Kemampuan siswa dalam menjalankan ajaran agama, bekerja sama, komunikasi, bertanggung jawab, kepemimpinan, dan kemampuan "soft skills" lainnya, yang sangat diperlukan dalam kehidupan kuliah, bekerja, dan bermasyarakat
Tes Minat dan Bakat
Menurut penelitian yang dilakukan Indonesia Career Center Network (ICCN) tahun 2017 didapati bahwa 87% mahasiswa Indonesia mengakui jurusan yang diambilnya tidak sesuai dengan minatnya dan 71,7% pekerja menjalankan profesi tidak sesuai dengan pendidikannya. Tentu saja temuan ini sungguh menyedihkan, karena kuliah dan pekerjaan yang dilakukan tidak sesuai dengan minat-bakat akan berdampak pada kebahagiaan, prestasi, dan karier seseorang.
Demikian juga dengan hasil penelitian dikemukakan Universitas Multimedia Nusantara (UMN) melalui aplikasi Youthmanual yang melakukan penelitian selama dua tahun, ditemukan fakta bahwa 92% siswa SMA/SMK sederajat bingung dan tidak tahu akan menjadi apa ke depannya serta 45% mahasiswa salah memilih jurusan karena tidak paham apa bakat dan potensi yang mereka miliki.

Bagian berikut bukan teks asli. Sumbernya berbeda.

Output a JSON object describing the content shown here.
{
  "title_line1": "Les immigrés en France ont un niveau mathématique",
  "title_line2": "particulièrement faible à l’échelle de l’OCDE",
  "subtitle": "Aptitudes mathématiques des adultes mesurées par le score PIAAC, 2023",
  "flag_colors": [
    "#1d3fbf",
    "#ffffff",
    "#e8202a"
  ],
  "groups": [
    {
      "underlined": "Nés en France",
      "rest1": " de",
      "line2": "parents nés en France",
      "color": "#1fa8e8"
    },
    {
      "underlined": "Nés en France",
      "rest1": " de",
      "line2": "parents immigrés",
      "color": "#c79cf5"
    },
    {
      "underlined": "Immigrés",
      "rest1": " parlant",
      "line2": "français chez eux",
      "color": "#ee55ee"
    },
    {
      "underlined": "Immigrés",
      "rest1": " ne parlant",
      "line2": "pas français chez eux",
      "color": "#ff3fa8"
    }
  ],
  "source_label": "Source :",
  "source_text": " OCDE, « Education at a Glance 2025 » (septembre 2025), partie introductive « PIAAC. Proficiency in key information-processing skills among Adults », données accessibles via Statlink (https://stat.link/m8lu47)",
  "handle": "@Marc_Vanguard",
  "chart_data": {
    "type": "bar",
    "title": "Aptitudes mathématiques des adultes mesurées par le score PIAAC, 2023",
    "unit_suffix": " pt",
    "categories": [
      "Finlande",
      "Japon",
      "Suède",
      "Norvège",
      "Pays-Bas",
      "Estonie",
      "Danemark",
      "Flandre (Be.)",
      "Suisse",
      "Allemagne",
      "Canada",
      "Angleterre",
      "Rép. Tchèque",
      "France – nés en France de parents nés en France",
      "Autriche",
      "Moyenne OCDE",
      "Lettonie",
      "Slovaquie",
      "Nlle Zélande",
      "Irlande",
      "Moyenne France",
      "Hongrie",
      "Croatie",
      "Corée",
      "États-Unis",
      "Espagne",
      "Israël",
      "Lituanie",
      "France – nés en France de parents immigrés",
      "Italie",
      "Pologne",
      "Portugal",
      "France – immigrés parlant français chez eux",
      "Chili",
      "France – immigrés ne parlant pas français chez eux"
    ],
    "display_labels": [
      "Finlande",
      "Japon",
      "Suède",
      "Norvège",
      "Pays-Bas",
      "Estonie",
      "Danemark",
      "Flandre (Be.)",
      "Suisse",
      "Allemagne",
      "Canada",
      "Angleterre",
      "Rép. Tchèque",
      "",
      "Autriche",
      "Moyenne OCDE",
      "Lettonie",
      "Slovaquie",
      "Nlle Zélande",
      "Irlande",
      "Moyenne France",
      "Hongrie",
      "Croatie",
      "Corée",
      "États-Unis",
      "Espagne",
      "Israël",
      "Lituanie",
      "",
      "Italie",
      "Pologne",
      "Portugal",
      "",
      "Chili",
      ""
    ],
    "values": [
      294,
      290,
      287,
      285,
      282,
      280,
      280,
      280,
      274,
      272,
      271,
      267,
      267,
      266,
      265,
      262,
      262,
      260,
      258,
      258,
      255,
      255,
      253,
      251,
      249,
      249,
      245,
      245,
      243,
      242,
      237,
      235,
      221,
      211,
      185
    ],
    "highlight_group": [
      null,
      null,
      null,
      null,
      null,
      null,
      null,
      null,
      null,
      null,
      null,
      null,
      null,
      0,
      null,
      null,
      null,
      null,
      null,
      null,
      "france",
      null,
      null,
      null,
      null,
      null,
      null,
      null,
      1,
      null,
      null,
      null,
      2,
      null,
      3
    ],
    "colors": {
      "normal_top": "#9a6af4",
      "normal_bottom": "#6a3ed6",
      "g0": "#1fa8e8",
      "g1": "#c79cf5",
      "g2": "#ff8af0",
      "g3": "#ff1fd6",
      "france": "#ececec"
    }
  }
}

Kebijakan penelusuran minat dan bakat siswa sangat penting, bahkan bila perlu sejak mereka SD atau SMP karena untuk bisa sukses tidak harus melalui pendidikan formal, bisa juga melalui pendidikan informal. Paradigma orang tua dan pendidik harus diubah bahwa anak yang pintar itu bukan hanya jurusan IPA saja atau yang bisa matematika saja.Tuhan Maha Adil menciptakan setiap manusia dengan potensi yang unik, tidak ada istilah anak bodoh dan malas, semua anak hebat dan cerdas. Tugas orang tua dan pendidiklah menggali potensi dan mengembangkannya. Khususnya minat dalam berwirausaha harus ditumbuhkembangkan sejak dini, apapun profesinya nanti, jiwa mereka berwirausaha akan membantunya mencapai kesuksesan.
Dengan penelusuran minat dan bakat, anak Indonesia akan berkembang potensinya, lebih bahagia, berprestasi, berkualitas hidupnya, serta lebih sukses kariernya sehingga bisa menjadi sumber daya manusia (SDM) yang unggul.